Bob Howes

Profile
- Position: Centre

Personal information
- Born: January 4, 1943 Kirkland Lake, Ontario, Canada
- Died: February 16, 2026 (aged 83) Orillia, Ontario, Canada
- Listed height: 6 ft 4 in (1.93 m)
- Listed weight: 246 lb (112 kg)

Career information
- University: Queen's

Career history
- 1968–1971: BC Lions
- 1972–1981: Edmonton Eskimos

Awards and highlights
- 5× Grey Cup champion (1975, 1978−1981); CFL West All-Star (1973);

= Bob Howes =

American football player (1943–2026)

Robert Alexander Howes (January 4, 1943 – February 16, 2026) was a Canadian professional football offensive lineman who played fourteen seasons in the Canadian Football League (CFL), mainly for the Edmonton Eskimos.
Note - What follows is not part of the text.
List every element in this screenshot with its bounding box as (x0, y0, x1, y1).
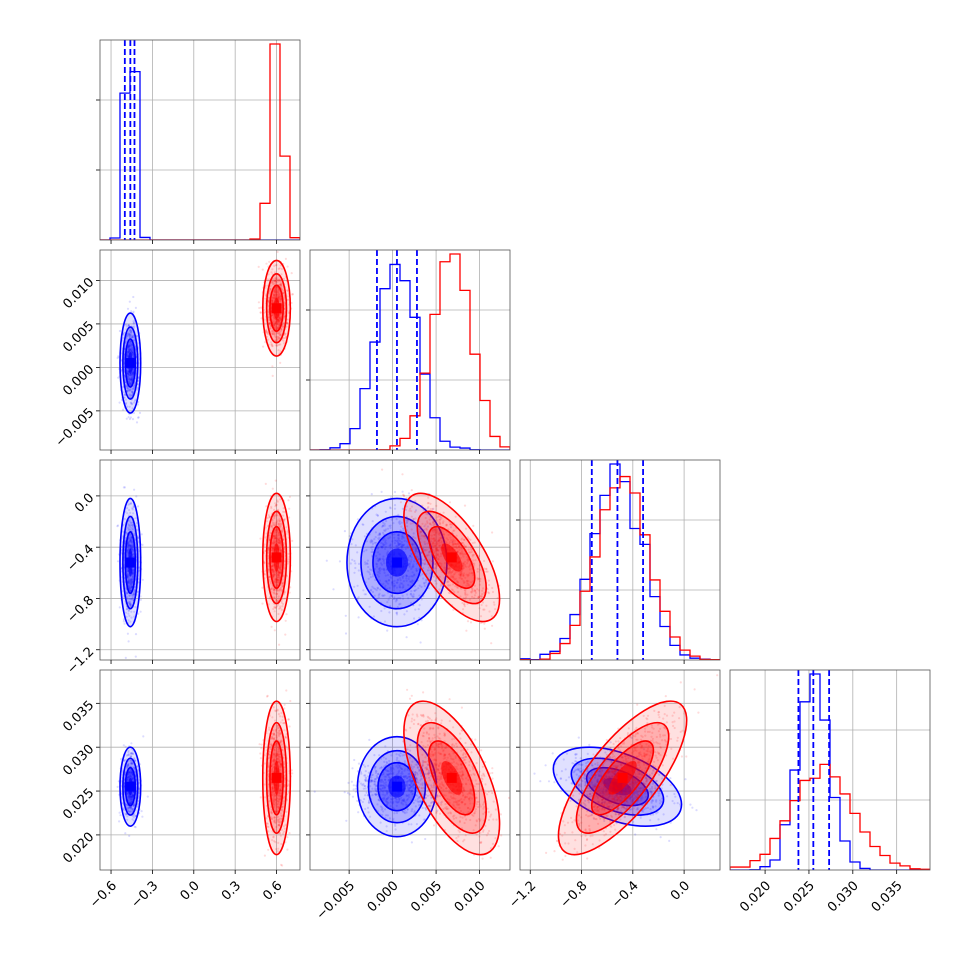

He was a part of five Grey Cup championship teams with the Eskimos. Howes played college football and basketball at Queen's University, and has coached the Queen's Golden Gaels football team for many years, both as an assistant and as head coach. His son Beau Howes played quarterback for the Gaels during the 1990s. Bob Howes died in Orillia, Ontario on February 16, 2026, at the age of 83.